Nek5000 / nekRS

our next generation fast and scalable CFD code
https://nek5000.mcs.anl.gov/
Other
290 stars 76 forks source link

Error in crystal_router: #588

Closed spatel81 closed 2 months ago

spatel81 commented 2 months ago

I'm running a case on ALCF's Polaris machine. v24.0.1 (sha:a869ca69). 2.5M elements. 64 nodes, 4 ranks per node.
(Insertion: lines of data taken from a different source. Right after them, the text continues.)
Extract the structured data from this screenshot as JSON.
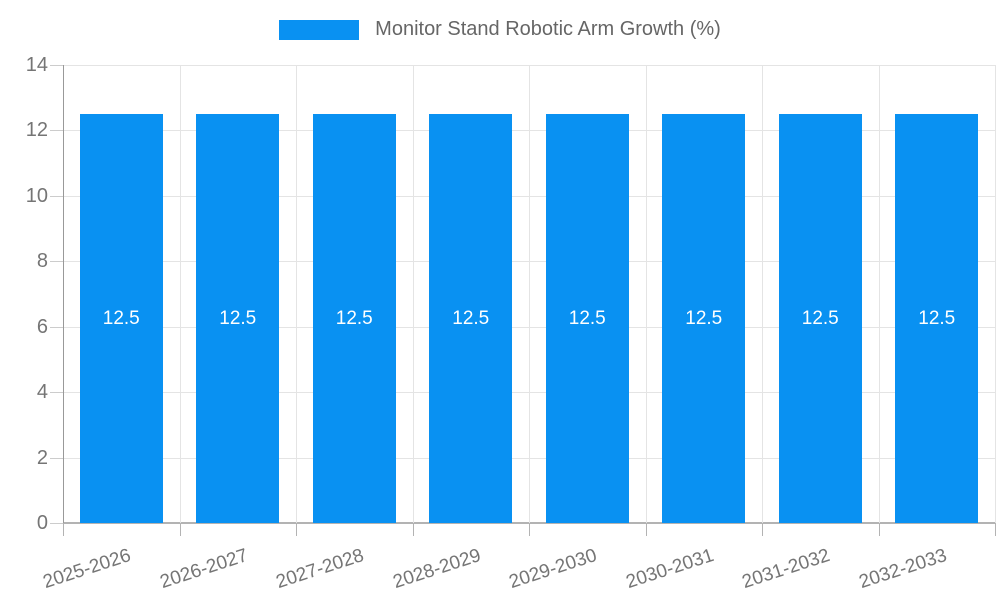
{
  "chart_data": {
    "type": "bar",
    "title": "Monitor Stand Robotic Arm Growth (%)",
    "categories": [
      "2025-2026",
      "2026-2027",
      "2027-2028",
      "2028-2029",
      "2029-2030",
      "2030-2031",
      "2031-2032",
      "2032-2033"
    ],
    "values": [
      12.5,
      12.5,
      12.5,
      12.5,
      12.5,
      12.5,
      12.5,
      12.5
    ],
    "bar_value_labels": [
      "12.5",
      "12.5",
      "12.5",
      "12.5",
      "12.5",
      "12.5",
      "12.5",
      "12.5"
    ],
    "xlabel": "",
    "ylabel": "",
    "ylim": [
      0,
      14
    ],
    "yticks": [
      0,
      2,
      4,
      6,
      8,
      10,
      12,
      14
    ],
    "grid": true,
    "legend_position": "top-center",
    "x_label_rotation_deg": -18,
    "colors": {
      "bar": "#0991F2",
      "bar_label": "#FFFFFF",
      "axis_text": "#757575",
      "legend_text": "#666666",
      "gridline": "#E4E4E4",
      "y_axis_line": "#999999",
      "x_axis_line": "#B3B3B3",
      "y_tick_mark": "#CCCCCC",
      "x_tick_mark": "#B3B3B3",
      "background": "#FFFFFF"
    }
  }
}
Poly order = 9. I get the following error:

pack/unpack host + hostBuffer MPI using pw: 5.7752e-03s 
pack/unpack device + hostBuffer MPI using pw: 2.1447e-03s 
pack/unpack device + hostBuffer MPI using nbc: 2.1390e-03s 
pack/unpack device + deviceBuffer MPI using pw: 1.1417e-03s 
MPI min/max/avg: 3.14e-05s 7.60e-04s 3.87e-04s / avg bi-bw: 14.5GB/s/rank
autotuning gs for wordSize=8 nFields=1 
local: 1.8678e-04s (556.3GB/s)
pack/unpack host + hostBuffer MPI using pw: 1.8038e-03s 
pack/unpack device + hostBuffer MPI using pw: 9.2357e-04s 
pack/unpack device + hostBuffer MPI using nbc: 8.2887e-04s 
pack/unpack device + deviceBuffer MPI using pw: 3.8060e-04
MPI min/max/avg: 2.43e-05s 2.49e-04s 1.40e-04s / avg bi-bw: 14.7GB/s/rank
 Checking restart options: reCyc_LM0.fld  INT TIME=0                                                                
 Reading checkpoint data 
 call gfldr reCyc_LM0.fld
Error in crystal_router: rank = 49 send_n = 2197376280 (> INT_MAX)
MPICH ERROR [Rank 49] [job id 26d6648b-e715-408b-baee-48ecdfca6968] [Mon Sep 23 02:49:15 2024] [x3102c0s7b0n0] - Abort(1) (rank 49 in comm 848): application called MPI_Abort(comm=0xC4000025, 1) - process 49

I'm doing a restart where I interpolate a velocity field from another simulation with different and smaller mesh [37K els,N=9] onto a larger mesh. Is this error related to restart?

spatel81 commented 2 months ago

For what its worth, the error does not appear when I am not doing a restart.